Lately a few people have accused me of being “closed-minded.”  As they’d predict, I reject the accusation.  I say my degree of openness is close to optimal.  Consistent with Bayesian reasoning, I am as reluctant to claim vindication by events as I am to admit refutation by events.  (If you disagree, I am always willing to entertain a bet).

The root problem, as far as I can tell, is that most people underestimate the extent to which a wide variety of theories are consistent with a wide range of events.  In this sense, they’re too closed-minded. 

During the 2008 financial crisis, for example, most economists started proclaiming that events had overturned most of what economists thought.  I, in contrast, (a) never ruled out events like those of 2008, and (b) didn’t see how heterodox views made the events of 2008 any more likely than more orthodox views.  Self-styled “open-minded” economists have been guilty of what Scott Sumner aptly calls a “bonfire of the verities“:

Back in 2007 one could take some pride in being an economist.  There
were a set of truths that were pretty widely accepted, at least among
the more elite macroeconomists…

1.  “Monetary policy can be highly effective in reviving a weak
economy even if short-term interest rates are already near zero.”   The
quote is from Mishkin’s text editions 1-9 (removed from 10).  Friedman
and Bernanke made similar statements, as did many others.
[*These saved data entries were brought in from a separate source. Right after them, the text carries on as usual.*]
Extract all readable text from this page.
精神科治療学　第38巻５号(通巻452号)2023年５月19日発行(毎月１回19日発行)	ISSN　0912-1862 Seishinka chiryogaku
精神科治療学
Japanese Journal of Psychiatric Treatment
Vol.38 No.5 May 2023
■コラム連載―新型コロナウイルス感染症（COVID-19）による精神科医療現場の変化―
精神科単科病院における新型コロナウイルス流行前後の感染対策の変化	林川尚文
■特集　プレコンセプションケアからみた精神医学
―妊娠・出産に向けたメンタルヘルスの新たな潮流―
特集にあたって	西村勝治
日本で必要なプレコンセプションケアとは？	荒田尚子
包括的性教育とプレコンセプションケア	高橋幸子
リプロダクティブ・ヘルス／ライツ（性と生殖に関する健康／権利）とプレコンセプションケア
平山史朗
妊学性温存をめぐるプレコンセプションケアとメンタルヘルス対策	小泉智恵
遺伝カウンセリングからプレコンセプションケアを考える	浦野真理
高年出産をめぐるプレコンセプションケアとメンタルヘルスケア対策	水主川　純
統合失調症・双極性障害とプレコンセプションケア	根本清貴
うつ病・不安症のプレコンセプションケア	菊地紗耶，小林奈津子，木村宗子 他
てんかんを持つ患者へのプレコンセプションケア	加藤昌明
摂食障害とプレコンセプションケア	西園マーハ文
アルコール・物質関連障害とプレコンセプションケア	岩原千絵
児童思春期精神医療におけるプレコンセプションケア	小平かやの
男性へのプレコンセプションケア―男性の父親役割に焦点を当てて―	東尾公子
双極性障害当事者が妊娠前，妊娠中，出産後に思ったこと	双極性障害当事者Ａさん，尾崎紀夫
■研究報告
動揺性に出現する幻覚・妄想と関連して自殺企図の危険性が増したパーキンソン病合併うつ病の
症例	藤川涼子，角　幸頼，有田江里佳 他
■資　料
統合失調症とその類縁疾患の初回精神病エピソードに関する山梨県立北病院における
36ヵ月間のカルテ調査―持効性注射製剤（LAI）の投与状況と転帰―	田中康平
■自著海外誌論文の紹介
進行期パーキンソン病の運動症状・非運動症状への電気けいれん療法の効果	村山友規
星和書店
2. A much more stimulative monetary policy, perhaps involving leaving
the gold standard, would have prevented the 50% fall in NGDP during the
early 1930s, and thus would have largely prevented the Great
Depression…

[…]

5.  Low interest rates do not imply easy money.  (Again, Bernanke,
Mishkin, Friedman, and many others made this point.  It’s what we’ve
been teaching our students from the number one money textbook.

6.  Higher minimum wage rates and extended UI benefits increase the natural rate of unemployment.

[…]

11.  Natural disasters do not cause higher unemployment in big
diversified economies, AD shocks do.  This explains why Japan’s
unemployment rate rose after its NGDP fell sharply in 2008-09, but did
not rise at all after the tsunami.

12.  Big increases in government spending, taxes, and regulation may
cause harm to the economy, but don’t really play much of a role in the
business cycle.  They don’t cause the unemployment rate to rise in the
short run, as FDR and LBJ showed.

[…]

17.  Price gouging is actually a good thing.

18.  The “broken windows fallacy” really is a fallacy.

The key passage, though, is in Scott’s post-script:

PS.   What most depresses me is that (with a few exceptions such as
the minimum wage) I can’t see any facts, any empirical evidence, which
would have led a reasonable economist to abandon these verities.  But
they did.

Whenever people start praising open-mindedness, I’m tempted to quote Chesterton: “Do not be so open-minded that your brains fall out.”  Shocking events should only change your mind if they occur at an unexpectedly high (or low!) rate.  Otherwise, stare decisis.